Sony Xperia E review: E-lementary
The Sony Xperia E has quad-band 2G and triple-band 3G connectivity. Mobile data speeds go at 7.2 Mbps of HSDPA and 5.76 Mbps HSUPA.
Local connectivity is covered by Wi-Fi b/g/n with DLNA and Wi-Fi Direct, so you can easily share content from your phone on a DLNA TV or music player. There's also Bluetooth 2.1 with A2DP, but no support for USB on-the-go.
There's a Connected Devices app that also lets you manage DLNA connectivity with the Xperia E. You can either browse content on other DLNA-enabled devices on the same Wi-Fi network, or set the E as a media server for other devices.
The Xperia E also comes with Sony's Smart Connect app, which replaces the former LiveWare manager, although the functionality remains basically the same. With Smart connect, you can set your device to do a variety of things, like launch an app or set an alarm whenever you connect an accessory, e.g. a headset or a charger.
You can do Wi-Fi tethering too, as it's part of the default Android functionality.
Android web browser or Google Chrome - the choice is yours
Sony Xperia E has the default Android browser on board. It offers a streamlined interface, incognito browsing and other cool features.
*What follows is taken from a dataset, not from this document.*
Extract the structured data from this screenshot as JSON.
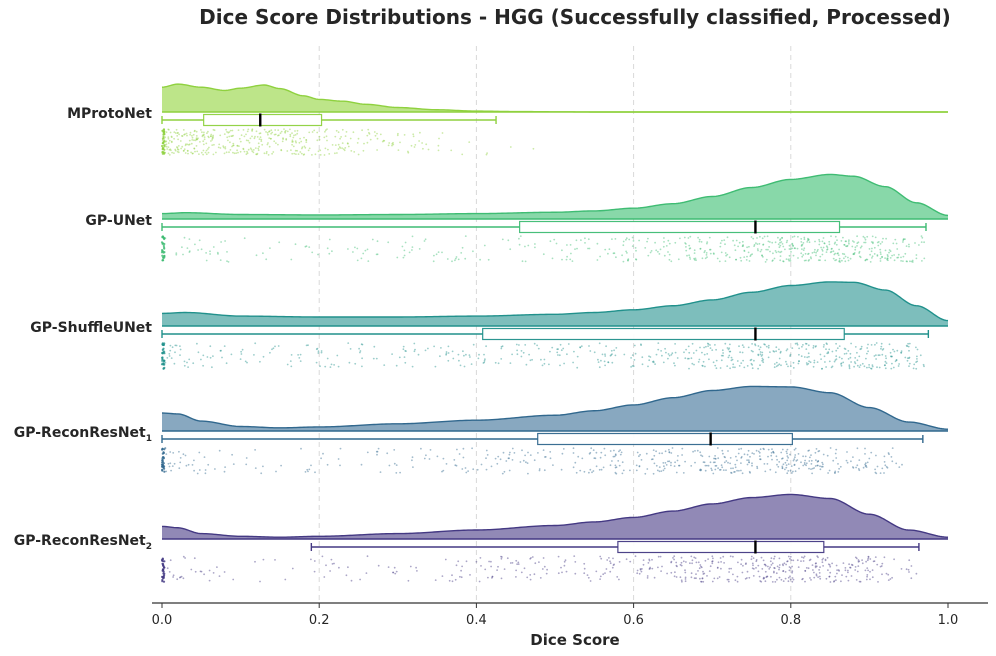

The browser interface is quite minimalistic; all you get is a URL bar with a tabs shortcut. Hitting the Menu key gives you more options - Refresh, Forward, Save to bookmarks, Share page, Find on page, full settings and a couple of more - Request desktop site (no more hunting for that "Desktop" option buried at the bottom of the site) and Save for offline reading.
The full settings menu includes some really interesting options. For example, you can set your search engine to Yahoo or Bing, you can adjust text size and the amount a double tap will zoom in on a page.
The bowser offers the nice Search Result Preloading feature - when searching for something, if the browser is confident you'll click on a certain search result, it will start preloading that page right away so that it opens faster if you do click it. You can set this feature to work over Wi-Fi only to preserve data.
The other trick is Incognito mode - there's no global setting, but you can open individual Incognito tabs.
Speaking of tabs, the tab switching interface looks exactly like in the Recent apps list. You can even close tabs by swiping them off the screen.
Quick controls (available from the Labs settings) reveal five controls (New tab, Tabs, URL, Bookmarks, More) when you slide your finger in from the side. These really improve the browser experience. Another cool feature from Labs is Full screen, which squeezes out a little more screen real estate by hiding the status bar.
Adobe Flash is officially not supported on Android already, so you can't expect to have it working. You can still find the APK file on the internet, but given the limited processing power available it's not worth the hassle.
You can also opt for the much-improved Google Chrome web browser, which has also been pre-installed. It's pretty smooth, considering the limited hardware it has at its disposal. The interface is pretty simple - you get a combined URL and search bar at the top. To the right of it there's a tab switcher with the number of open tabs on it. Hitting the menu button reveals options like new tab, bookmarks, look at closed tabs on other devices, request desktop site, etc.
To switch between tabs you just swipe to the left or right to move between various open pages. In the tab interface you can also swipe away tabs you don't want anymore, except this time with a cooler animation.
Chrome offers full synchronization with your Google account. Just type it in and it will immediately connect to all of your devices with Chrome installed. The only thing that doesn't get synced is your passwords.